# continuous image of non-compact sets

We know that continuous image of a compact set is closed and bounded. But, compactness is not necessary to claim that. I want to know is there any theorem that says that continuous image of some special kind of non-compact set is also closed and bounded.

• Work up some examples. – Lubin Oct 9 '15 at 4:07

## 1 Answer

No, there can't be any such theorem. Here's a negative result.

Proposition. Let $(X,d)$ be a metric space, and suppose $E \subset X$ is not compact. Then there exists a continuous function $f : X \to \mathbb{R}$ such that the image $f(E)$ is not closed.

Proof. By the Bolzano-Weierstrass theorem, there is a sequence $\{x_n\} \subset E$ which does not have a limit point in $E$. (Without loss of generality, assume all the points $x_n$ are distinct.) This sequence may or may not have a limit point in $X$.

If $\{x_n\}$ does have a limit point in $X \setminus E$, call it $p$, then let $f(x) = d(p,x)$. Since $p \notin E$, we have $0 \notin f(E)$. But since $x$ is a limit point of $\{x_n\}$, we have $f(x_n) = d(p, x_n) \to 0$, so $0$ is a limit point of $f(E)$. Thus $f(E)$ is not closed.

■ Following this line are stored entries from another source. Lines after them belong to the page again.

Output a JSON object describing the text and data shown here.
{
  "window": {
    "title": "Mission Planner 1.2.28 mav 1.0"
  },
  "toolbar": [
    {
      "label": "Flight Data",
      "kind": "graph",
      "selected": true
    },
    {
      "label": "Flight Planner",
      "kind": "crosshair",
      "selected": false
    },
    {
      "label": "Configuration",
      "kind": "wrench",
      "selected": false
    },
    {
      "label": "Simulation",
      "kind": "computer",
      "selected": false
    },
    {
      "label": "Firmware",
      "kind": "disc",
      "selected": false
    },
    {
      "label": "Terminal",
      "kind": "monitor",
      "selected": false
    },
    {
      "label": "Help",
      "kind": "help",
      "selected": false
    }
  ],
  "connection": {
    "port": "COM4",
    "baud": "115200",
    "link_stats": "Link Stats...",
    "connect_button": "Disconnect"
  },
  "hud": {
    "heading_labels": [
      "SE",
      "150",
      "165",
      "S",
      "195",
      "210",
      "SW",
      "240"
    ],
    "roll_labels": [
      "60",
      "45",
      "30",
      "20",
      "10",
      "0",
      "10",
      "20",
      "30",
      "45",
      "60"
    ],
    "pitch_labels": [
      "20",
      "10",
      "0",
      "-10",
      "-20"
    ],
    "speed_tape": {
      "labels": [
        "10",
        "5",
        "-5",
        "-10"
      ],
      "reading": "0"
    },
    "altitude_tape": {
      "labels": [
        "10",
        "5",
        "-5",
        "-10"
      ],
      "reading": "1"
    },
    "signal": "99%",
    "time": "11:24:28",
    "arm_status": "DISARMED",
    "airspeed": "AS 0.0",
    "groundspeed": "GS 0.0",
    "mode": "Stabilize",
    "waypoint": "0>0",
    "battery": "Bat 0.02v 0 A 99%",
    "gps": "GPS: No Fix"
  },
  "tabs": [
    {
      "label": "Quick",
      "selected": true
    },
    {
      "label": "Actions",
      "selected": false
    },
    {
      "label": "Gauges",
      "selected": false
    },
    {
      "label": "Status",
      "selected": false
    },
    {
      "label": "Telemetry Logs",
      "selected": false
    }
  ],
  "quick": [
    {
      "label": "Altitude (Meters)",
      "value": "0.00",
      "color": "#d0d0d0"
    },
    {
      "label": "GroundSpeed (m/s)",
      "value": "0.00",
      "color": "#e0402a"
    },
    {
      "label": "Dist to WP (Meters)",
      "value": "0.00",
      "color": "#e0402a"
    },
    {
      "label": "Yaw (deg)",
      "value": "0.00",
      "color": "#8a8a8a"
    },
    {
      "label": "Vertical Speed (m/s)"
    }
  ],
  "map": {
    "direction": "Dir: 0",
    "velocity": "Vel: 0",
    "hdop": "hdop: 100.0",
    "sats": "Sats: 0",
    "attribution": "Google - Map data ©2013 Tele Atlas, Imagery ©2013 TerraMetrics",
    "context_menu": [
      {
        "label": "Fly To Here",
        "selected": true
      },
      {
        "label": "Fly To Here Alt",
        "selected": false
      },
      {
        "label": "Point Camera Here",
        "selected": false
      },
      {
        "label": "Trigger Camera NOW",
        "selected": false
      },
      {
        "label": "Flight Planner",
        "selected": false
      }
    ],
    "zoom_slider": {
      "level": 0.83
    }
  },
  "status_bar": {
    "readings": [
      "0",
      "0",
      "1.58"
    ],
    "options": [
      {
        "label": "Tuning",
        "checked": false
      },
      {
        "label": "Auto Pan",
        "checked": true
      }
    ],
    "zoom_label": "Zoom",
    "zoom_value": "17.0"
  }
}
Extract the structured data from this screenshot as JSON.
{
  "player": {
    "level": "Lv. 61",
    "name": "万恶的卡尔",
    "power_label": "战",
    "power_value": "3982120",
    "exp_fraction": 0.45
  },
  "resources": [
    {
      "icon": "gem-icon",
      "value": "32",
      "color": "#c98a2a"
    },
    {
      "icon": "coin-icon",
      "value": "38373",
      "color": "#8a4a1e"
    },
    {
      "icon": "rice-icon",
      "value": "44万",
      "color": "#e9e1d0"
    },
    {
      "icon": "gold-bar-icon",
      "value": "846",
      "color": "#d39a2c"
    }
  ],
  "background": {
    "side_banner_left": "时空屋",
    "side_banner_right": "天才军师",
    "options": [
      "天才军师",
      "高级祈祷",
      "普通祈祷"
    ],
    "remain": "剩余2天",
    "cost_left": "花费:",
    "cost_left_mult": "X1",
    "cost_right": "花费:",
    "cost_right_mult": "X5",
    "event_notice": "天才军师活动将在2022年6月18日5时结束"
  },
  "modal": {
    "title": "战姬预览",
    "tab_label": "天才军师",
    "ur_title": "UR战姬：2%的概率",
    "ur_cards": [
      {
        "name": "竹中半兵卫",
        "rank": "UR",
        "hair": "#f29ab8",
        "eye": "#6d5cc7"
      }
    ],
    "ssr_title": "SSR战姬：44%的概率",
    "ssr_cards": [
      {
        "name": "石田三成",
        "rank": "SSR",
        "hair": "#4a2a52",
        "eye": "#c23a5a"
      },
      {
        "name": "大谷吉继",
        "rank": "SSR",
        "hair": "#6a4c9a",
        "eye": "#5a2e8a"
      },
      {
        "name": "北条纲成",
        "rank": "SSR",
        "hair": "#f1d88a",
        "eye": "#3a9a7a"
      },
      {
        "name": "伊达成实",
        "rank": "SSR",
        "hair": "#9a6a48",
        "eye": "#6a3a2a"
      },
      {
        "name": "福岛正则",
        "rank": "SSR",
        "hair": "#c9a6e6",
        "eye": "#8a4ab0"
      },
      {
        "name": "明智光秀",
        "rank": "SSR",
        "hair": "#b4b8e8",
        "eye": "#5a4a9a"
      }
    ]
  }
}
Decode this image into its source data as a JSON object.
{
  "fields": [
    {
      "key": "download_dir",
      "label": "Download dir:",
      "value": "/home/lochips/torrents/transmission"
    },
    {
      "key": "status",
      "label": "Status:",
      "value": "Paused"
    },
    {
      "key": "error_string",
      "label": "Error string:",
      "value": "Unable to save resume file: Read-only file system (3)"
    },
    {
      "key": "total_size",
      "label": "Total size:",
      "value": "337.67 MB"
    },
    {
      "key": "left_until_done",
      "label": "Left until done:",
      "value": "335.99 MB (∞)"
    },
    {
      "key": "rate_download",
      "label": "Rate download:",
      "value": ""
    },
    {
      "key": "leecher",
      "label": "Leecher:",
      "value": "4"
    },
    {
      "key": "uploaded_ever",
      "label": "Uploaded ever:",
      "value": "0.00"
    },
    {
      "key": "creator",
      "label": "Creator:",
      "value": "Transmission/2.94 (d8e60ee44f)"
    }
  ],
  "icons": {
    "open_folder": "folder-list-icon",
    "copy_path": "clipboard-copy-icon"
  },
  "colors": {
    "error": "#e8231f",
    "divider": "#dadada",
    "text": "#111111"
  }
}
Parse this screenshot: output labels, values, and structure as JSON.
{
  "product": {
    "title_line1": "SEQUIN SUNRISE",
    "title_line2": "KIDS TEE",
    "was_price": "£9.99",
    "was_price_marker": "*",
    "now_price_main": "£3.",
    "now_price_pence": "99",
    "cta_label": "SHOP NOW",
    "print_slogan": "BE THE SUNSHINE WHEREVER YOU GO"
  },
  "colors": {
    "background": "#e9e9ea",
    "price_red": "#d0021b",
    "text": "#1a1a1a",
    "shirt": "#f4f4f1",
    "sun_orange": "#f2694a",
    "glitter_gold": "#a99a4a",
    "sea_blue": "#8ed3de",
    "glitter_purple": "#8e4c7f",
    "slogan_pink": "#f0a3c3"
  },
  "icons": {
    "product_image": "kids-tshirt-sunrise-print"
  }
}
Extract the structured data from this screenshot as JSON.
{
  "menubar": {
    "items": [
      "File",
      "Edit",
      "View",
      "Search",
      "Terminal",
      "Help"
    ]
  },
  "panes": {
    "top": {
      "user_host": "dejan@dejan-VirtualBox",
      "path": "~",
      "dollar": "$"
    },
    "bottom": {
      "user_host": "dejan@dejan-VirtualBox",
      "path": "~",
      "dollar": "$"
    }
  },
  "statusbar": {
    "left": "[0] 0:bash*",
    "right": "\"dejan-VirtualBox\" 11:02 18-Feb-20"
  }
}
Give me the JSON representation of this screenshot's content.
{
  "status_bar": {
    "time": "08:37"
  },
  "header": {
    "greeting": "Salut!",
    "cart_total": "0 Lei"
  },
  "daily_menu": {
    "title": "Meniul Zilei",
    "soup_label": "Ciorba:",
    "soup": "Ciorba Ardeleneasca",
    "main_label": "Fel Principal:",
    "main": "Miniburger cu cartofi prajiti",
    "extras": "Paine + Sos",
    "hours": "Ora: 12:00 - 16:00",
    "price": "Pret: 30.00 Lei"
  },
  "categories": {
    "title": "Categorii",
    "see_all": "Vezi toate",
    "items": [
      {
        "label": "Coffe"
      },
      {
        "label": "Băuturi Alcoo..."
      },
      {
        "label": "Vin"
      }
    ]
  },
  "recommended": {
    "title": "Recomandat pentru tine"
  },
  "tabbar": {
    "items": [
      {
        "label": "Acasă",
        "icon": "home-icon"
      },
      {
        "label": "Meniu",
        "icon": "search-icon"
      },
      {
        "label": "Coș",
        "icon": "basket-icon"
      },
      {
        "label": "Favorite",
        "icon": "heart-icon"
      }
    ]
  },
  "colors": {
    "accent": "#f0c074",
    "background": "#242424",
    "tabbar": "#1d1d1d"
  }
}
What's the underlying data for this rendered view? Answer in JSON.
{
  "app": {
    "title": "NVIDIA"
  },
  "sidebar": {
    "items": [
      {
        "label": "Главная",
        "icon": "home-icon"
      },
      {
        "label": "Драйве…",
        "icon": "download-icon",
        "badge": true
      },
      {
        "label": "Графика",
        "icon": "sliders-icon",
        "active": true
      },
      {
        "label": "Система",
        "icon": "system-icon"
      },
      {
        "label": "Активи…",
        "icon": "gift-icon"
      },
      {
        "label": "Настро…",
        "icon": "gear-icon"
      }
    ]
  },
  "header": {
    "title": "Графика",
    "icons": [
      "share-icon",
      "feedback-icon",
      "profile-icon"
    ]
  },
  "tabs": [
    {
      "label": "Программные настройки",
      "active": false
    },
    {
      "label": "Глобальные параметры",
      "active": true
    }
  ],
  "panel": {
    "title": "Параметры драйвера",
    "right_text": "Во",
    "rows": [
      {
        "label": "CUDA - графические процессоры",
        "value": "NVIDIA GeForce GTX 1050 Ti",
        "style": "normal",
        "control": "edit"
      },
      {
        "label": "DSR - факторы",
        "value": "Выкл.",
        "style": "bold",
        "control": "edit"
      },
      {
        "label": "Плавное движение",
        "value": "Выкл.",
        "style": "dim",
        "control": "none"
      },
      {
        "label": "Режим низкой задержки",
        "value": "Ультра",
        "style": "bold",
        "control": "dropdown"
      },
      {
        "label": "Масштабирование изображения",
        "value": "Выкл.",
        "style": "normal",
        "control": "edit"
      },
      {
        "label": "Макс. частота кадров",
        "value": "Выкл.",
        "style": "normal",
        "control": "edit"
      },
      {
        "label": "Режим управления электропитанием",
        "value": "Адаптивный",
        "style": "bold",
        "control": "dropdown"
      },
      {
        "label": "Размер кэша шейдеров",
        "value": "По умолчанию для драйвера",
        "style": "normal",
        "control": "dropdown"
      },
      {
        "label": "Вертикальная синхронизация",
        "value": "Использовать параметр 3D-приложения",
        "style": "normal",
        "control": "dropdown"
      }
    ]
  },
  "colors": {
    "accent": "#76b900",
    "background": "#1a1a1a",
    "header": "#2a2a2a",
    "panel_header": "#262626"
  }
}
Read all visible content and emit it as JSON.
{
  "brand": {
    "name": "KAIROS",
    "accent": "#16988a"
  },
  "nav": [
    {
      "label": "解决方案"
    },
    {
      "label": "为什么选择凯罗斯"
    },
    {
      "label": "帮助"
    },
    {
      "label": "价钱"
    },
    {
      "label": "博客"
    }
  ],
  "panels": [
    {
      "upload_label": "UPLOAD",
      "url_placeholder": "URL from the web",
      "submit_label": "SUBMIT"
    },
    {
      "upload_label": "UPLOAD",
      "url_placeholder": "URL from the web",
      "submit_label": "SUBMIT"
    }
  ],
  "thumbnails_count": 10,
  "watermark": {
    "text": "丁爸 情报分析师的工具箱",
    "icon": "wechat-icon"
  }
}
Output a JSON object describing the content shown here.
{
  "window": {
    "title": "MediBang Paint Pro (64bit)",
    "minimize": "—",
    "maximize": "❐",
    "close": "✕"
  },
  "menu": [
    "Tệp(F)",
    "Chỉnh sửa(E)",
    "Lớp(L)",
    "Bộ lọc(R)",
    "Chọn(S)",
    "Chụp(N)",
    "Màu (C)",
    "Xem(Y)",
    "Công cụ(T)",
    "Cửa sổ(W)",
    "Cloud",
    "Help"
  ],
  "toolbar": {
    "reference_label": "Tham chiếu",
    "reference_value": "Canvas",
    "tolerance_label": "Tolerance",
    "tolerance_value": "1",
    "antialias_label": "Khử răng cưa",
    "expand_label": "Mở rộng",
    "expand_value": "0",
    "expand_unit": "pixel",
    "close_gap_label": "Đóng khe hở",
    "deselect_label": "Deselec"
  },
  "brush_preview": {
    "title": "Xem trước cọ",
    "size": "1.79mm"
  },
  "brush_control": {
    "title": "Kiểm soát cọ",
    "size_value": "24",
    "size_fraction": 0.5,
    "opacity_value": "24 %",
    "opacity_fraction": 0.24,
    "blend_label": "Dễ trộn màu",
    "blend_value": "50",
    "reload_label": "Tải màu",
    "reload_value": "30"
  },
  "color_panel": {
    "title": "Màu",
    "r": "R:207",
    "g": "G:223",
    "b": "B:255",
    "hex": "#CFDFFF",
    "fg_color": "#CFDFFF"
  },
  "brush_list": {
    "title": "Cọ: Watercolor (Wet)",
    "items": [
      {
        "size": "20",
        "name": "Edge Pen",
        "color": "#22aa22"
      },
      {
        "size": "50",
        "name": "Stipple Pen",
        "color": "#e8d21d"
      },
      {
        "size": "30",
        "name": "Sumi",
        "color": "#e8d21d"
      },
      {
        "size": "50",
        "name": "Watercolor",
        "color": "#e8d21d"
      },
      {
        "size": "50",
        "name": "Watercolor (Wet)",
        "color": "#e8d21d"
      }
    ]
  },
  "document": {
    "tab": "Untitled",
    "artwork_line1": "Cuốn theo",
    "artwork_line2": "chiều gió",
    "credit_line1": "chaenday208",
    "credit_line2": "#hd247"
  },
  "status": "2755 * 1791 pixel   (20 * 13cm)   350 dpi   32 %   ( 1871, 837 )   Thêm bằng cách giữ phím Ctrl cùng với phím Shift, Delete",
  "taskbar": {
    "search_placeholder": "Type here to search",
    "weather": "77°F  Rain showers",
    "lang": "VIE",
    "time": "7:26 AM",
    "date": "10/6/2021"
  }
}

If $\{x_n\}$ does not have a limit point in $X$, then $D := \{x_n\}$ is a closed discrete set. So any function on $D$ is continuous; in particular, consider the function $g : D \to \mathbb{R}$ defined by $g(x_n) = n$. By the Tietze extension theorem, $g$ has a continuous extension $\bar{g} : X \to \mathbb{R}$, so that $\bar{g}(x_n) = n$ as well. Set $f(x) = 1/(1 + \bar{g}(x)^2)$. Clearly $0 \notin f(X)$ so $0 \notin f(E)$. But $f(x_n) = 1/(1+n^2) \to 0$, so $0$ is a limit point of $f(E)$. Thus $f(E)$ is not closed. $\Box$

Getting a function which is not bounded could be a little trickier. For instance, if $E$ is not compact but is contained in a compact set $F$ (such an $E$ is sometimes called "precompact" or "relatively compact"), then for every metric space $Y$ and every continuous $f : X \to Y$, $f(E)$ will be bounded (since it is a subset of $f(F)$ which is compact and thus bounded).